A recent study set out to look over all the information about caffeine supplementation and the effects on sports performance. How exactly does caffeine work in the body? Caffeine is quickly absorbed through the gastrointestinal tract (GI tract), it then moves through the membranes of the cell and is circulated to the tissues. Lastly, it is then metabolized by the liver. Caffeine can be detected within the bloodstream within 15-45 minutes of consumption.
Caffeine has been shown to enhance several different modes of exercise performance including endurance, high-intensity team sport activity, and strength-power performance. Caffeine supplementation effects both the central and peripheral systems within the body and is thought to act primarily on the central nervous system. While research shows that caffeine supplemental can improve sports performance, it is depended on such factors as; the condition of the athlete, exercise (i.e. mode, intensity, duration) and dose of caffeine.
Research has found that caffeine consumed in low dosages (3-6 mg/kg) and is more effective when consumed in anhydrous state (water has been removed) versus coffee. It has been shown to be effective for people participating in endurance exercise, time-trials, and high-intensity team sports (such as soccer and rugby). Addition research is needed to see if caffeine helps improve performance when related to strength-power performance. If a person is sleep deprived caffeine has been shown to enhance concentration and alertness during high-intensity exercises. Keep in mind that caffeine remains in the bloodstream 3-6 hours after consumption. Therefore if you consuming caffeine pre or post workout, make sure it is timed in conjunction with when you normally go to sleep as to not interrupt your sleep patterns.

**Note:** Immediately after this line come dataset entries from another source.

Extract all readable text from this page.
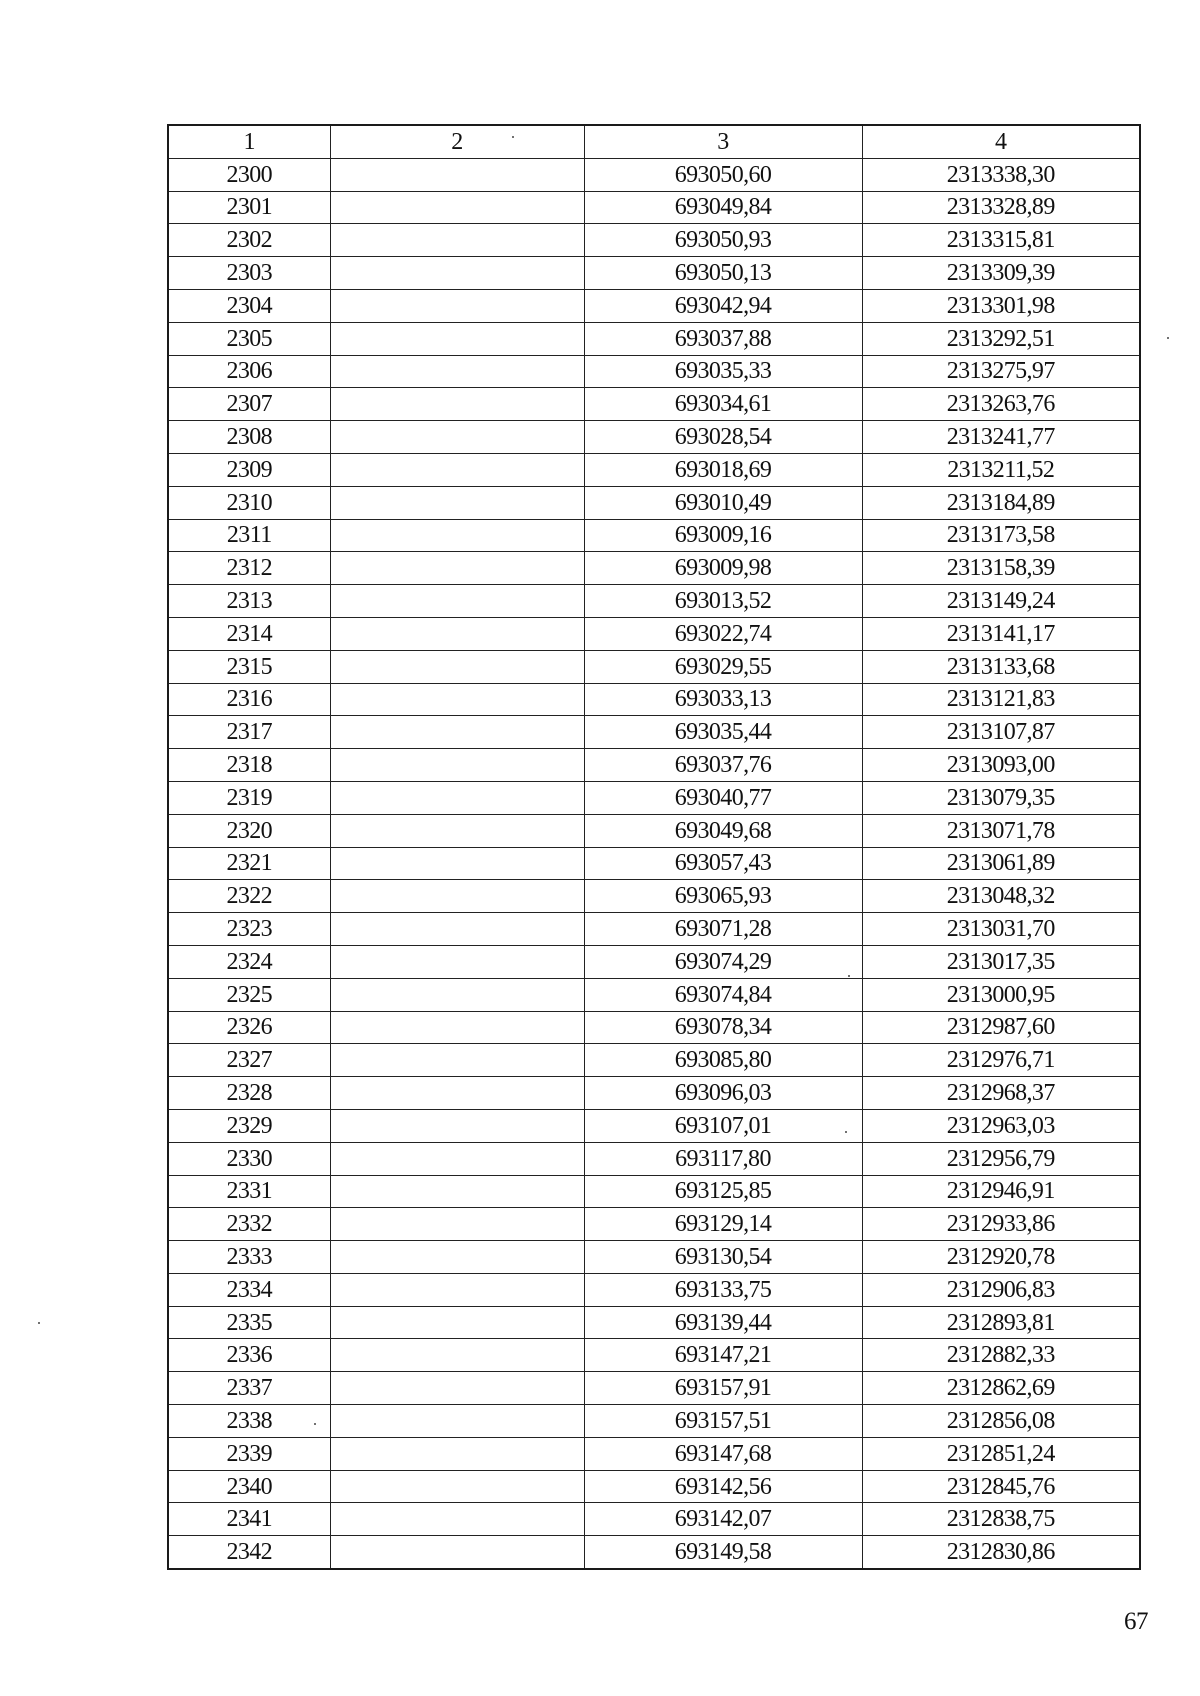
1	2	3	4
2300		693050,60	2313338,30
2301		693049,84	2313328,89
2302		693050,93	2313315,81
2303		693050,13	2313309,39
2304		693042,94	2313301,98
2305		693037,88	2313292,51
2306		693035,33	2313275,97
2307		693034,61	2313263,76
2308		693028,54	2313241,77
2309		693018,69	2313211,52
2310		693010,49	2313184,89
2311		693009,16	2313173,58
2312		693009,98	2313158,39
2313		693013,52	2313149,24
2314		693022,74	2313141,17
2315		693029,55	2313133,68
2316		693033,13	2313121,83
2317		693035,44	2313107,87
2318		693037,76	2313093,00
2319		693040,77	2313079,35
2320		693049,68	2313071,78
2321		693057,43	2313061,89
2322		693065,93	2313048,32
2323		693071,28	2313031,70
2324		693074,29	2313017,35
2325		693074,84	2313000,95
2326		693078,34	2312987,60
2327		693085,80	2312976,71
2328		693096,03	2312968,37
2329		693107,01	2312963,03
2330		693117,80	2312956,79
2331		693125,85	2312946,91
2332		693129,14	2312933,86
2333		693130,54	2312920,78
2334		693133,75	2312906,83
2335		693139,44	2312893,81
2336		693147,21	2312882,33
2337		693157,91	2312862,69
2338		693157,51	2312856,08
2339		693147,68	2312851,24
2340		693142,56	2312845,76
2341		693142,07	2312838,75
2342		693149,58	2312830,86
67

Bottom Line: For high-intensity athletes research has shown that caffeine can help positively aid in performance. Keep in mind the studies done have used a caffeine supplementation, not coffee. Remember liquid forms of caffeine are not a replacement for liquid intake during high-intensity activities and water or sports drinks is needed to be keep hydrated.
J Int Soc Sports Nutr. 2010; 7: 5. Published online 2010 January 27. doi: 10.1186/1550-2783-7-5.